Quote:Original post by SiCrane
Any one who asks if something is a field has had exposure to group theory. Any one who can find gamedev and point their browser to it can throw the term "abelian" into a search engine and get five definitions without blinking.


Not necessarily, Field theory is independent of group theory, it can stand on its own. ive seen works that refer loosely to fields to describe real numbers that do not require any exposure to group theory. Perhaps in a basic course in set theory and logic? In addition, people other than timw could be reading this and typing the few extra letters is alot less work than going to google to search for abelian and puzzling out a meaning which may or may not be correct.but yeah, whatever.
Aha!! A course in analysis or advanced calculus.
And you're trying to tell me that someone who made it advanced calculus or analysis would be so totally confused by the term "non-abelian" that they couldn't use the brains it obviously took them to get to those classes and look up the term that using "non-commutative" over "non-abelian" is such an infinitely superior choice? I'm sorry, I just don't think the people who read this forum are that stupid.
Quote:Original post by SiCrane
And you're trying to tell me that someone who made it advanced calculus or analysis would be so totally confused by the term "non-abelian" that they couldn't use the brains it obviously took them to get to those classes and look up the term that using "non-commutative" over "non-abelian" is such an infinitely superior choice?
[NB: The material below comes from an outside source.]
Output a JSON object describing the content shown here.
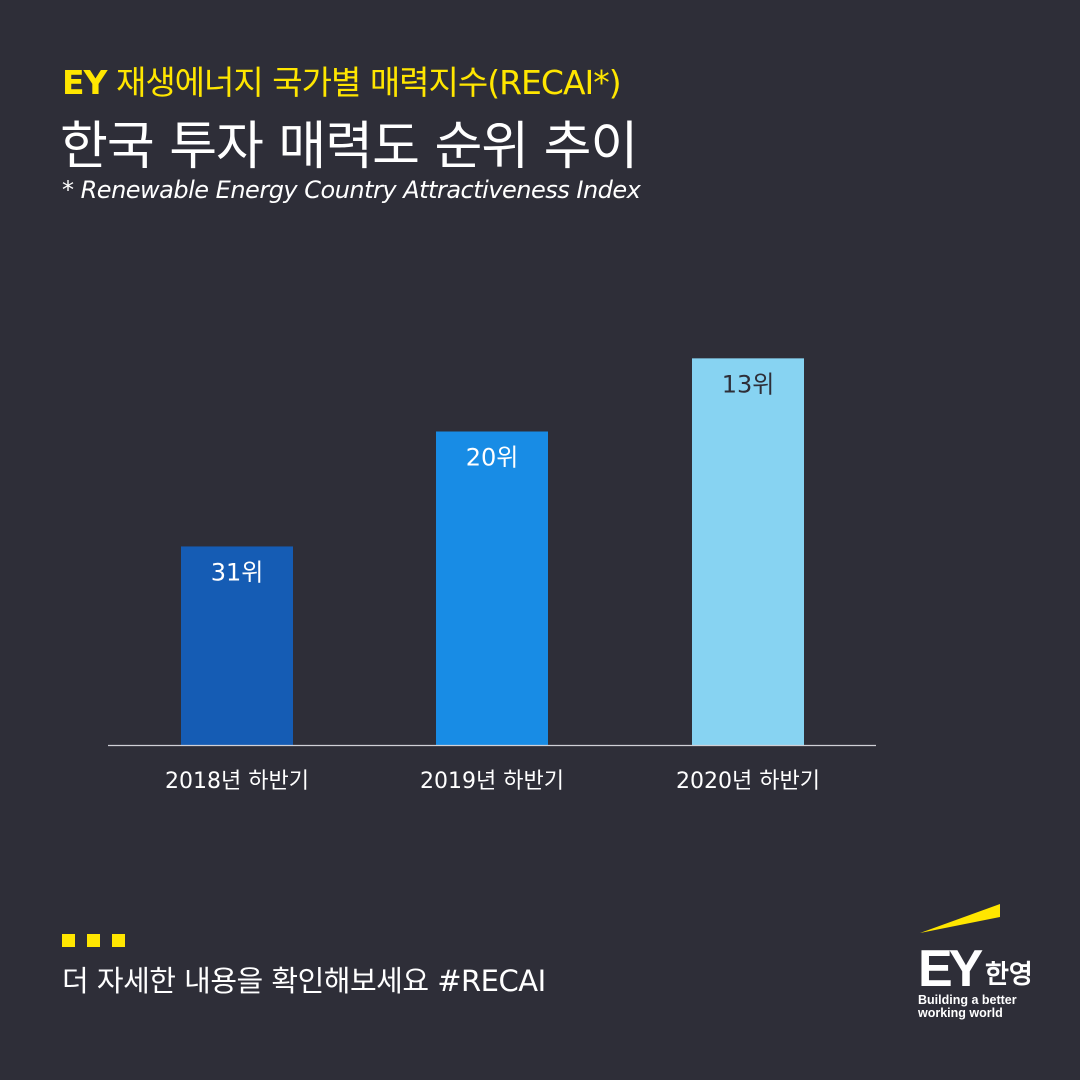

I'm sorry, I just don't think the people who read this forum are that stupid.


of course not.
Thanks. I'll take a look at these.
thanks for the replies.. *ducks punches* lol
Quote:Original post by Sneftel
Matrix and Quaternion FAQ

The most useful link in this thread. Rating ++

Programming since 1995.
I might be wrong, but I believe the most that can be said about quaternions is that they form a non-commutative ring with inverse. Also, unit quaternions are homomorphic to the set of 3D rotation matrices.